Un 94% de violadores sometidos a programa psicológico en prisión no reinciden

02-07-2013 / 21:10 h EFE

Un 94% de los reclusos condenados por delitos sexuales que se someten al programa específico de intervención para agresores sexuales (SAC) en las cárceles catalanas no reinciden, es decir, un 6% acaban regresando a prisión porque vuelven a cometer una agresión sexual.

Estos datos proceden de un estudio realizado por el Centro Penitenciario Brians 1, que comparó la reincidencia delictiva de un grupo de internos que habían participado en el programa SAC con otro grupo que no participó en el programa específico y cuya reincidencia fue del 31,8%.

Los expertos señalan que la tasa de reincidencia en delitos sexuales es menor que la tasa de reincidencia delictiva general, que está situada entorno al 40,3%.

Alejandro Martínez Singul, conocido como “el segundo violador del Eixample”, que ya cumplió condena en la década de los 90 por diez violaciones y cuatro intentos y que esta semana saldrá de prisión tras cumplir su última condena de más de 3 años por intentar abusar de una menor de 12 años, ha sido uno de los presos que han seguido el programa SAC para evitar su reincidencia.

Este programa se dirige a internos penados en segundo grado de tratamiento que hayan cometido uno o más delitos de violencia sexual y se centra en aspectos de identificación de situaciones y emociones de alto riesgo y en el aprendizaje de su control.

“El tratamiento tiene que influir en los factores que afectan a los esquemas de hostilidad de las personas que han cometido delitos contra la libertad sexual, como por ejemplo las creencias y las actitudes respecto a las mujeres y/o los niños”, ha explicado un experto.
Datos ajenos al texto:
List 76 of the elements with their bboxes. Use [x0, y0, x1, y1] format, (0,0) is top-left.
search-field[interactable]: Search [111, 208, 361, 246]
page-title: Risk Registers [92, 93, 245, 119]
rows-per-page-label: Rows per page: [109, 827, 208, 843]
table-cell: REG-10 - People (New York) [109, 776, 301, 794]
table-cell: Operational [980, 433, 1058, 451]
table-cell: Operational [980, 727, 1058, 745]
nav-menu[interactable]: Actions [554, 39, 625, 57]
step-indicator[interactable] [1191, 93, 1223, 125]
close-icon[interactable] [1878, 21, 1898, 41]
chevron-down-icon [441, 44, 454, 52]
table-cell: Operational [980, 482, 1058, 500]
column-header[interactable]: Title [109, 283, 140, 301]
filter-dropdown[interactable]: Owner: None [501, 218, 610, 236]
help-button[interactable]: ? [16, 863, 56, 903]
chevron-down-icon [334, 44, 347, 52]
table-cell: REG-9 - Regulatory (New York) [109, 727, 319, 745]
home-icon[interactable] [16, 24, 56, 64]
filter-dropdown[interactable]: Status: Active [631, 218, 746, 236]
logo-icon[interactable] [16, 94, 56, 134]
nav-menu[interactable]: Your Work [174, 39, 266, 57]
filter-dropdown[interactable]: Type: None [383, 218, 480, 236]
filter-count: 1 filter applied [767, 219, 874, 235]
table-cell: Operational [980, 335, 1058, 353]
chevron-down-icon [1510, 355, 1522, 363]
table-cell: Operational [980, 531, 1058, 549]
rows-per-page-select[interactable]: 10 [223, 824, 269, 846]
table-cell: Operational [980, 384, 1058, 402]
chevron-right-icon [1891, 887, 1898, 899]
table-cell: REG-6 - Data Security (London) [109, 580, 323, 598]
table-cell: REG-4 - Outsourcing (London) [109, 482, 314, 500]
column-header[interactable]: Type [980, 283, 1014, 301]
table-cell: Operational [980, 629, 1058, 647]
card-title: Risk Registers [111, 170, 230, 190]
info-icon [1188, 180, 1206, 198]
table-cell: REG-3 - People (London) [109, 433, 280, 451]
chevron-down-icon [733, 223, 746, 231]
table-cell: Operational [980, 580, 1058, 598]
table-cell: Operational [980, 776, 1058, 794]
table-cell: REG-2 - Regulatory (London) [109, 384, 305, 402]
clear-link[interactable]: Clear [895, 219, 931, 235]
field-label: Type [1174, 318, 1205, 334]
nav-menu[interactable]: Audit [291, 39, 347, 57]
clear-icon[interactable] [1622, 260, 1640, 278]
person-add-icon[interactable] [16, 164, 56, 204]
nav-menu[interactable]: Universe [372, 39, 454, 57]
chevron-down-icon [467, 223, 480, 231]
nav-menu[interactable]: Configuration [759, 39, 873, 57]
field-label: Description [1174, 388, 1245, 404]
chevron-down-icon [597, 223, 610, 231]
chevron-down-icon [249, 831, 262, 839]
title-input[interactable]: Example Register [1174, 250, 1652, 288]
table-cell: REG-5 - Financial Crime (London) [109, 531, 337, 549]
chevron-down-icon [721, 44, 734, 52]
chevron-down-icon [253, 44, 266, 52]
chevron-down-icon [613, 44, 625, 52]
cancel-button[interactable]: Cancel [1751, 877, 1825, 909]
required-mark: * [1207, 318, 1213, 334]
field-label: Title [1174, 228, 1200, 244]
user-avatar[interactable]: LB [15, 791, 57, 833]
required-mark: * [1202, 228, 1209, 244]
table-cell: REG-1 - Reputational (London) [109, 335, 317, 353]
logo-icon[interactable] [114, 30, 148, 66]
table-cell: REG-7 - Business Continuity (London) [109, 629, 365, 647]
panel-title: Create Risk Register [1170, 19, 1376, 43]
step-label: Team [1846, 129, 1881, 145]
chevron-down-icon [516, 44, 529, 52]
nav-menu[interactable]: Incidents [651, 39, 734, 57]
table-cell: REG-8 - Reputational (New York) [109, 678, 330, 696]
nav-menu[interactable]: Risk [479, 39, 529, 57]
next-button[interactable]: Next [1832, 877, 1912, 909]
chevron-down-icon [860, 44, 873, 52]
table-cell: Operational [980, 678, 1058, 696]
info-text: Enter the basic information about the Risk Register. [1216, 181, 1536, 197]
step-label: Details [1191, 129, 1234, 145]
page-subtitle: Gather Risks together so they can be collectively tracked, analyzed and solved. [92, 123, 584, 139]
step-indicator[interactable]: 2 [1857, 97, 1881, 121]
Antes de incorporarse a este programa, los reclusos tienen que haber adquirido adecuadamente los aprendizajes básicos con los programas previos del itinerario de rehabilitación que se haya diseñado en su plan individual de tratamiento.

Los trabajos del programa se dividen en nueve módulos psicoeducativos y terapéuticos: conciencia emocional, empatía hacia la víctima, mecanismos de defensa, distorsiones cognitivas, autocontrol, educación afectivosexual, resolución de problemas, habilidades sociales y asertividad, desarrollo de valores y prevención de recaídas.

Cuando acaban la fase de tratamiento intensivo se abre una fase de seguimiento en la que se inicia el contacto con el exterior de la cárcel por medio de salidas programadas y permisos ordinarios, de los que no ha gozado Martínez Singul porque los expertos creen que no está totalmente rehabilitado, pese a que se ha sometido voluntariamente a la denominada “castración química”.

Actualmente los centros penitenciarios que tienen el tratamiento del programa SAC para reclusos con penas por delitos sexuales son los de Quatre Camins, Brians 1 y 2, Ponent y Lledoners.

En Cataluña hay una estructura de intervención en el medio social que permite reunir a los internos que han seguido un programa SAC para continuar su tratamiento una vez fuera de la cárcel.

Desde 2009, el programa SAC se puede combinar, si el violador lo acepta, con el Programa de Tratamiento Farmacológico como coadyuvante en la intervención de delitos sexuales, la conocida como “castración química”, que consiste en tomar fármacos -pastillas- para inhibir el deseo sexual.

La “castración química”, a la que se ha sometido Martínez Singul, está indicada para casos de reincidencia entre pedófilos, sádicos sexuales, personas con trastornos sádicos, psicópatas y otros casos de agresores sexuales reincidentes y sólo se aplica a los casos “de especial gravedad o de alto riesgo de reincidencia”.

Los internos que se someten a la castración química, que sólo puede ser voluntaria, tienen que firmar un documento “de conformidad informada” y puede ser en dos modalidades: tratamiento con inhibidores de la recaudación de la serotonina u otros fármacos psicoactivos para reducir estados emocionales o bien tratamiento con inhibidores de la producción de testosterona para disminuir la libido.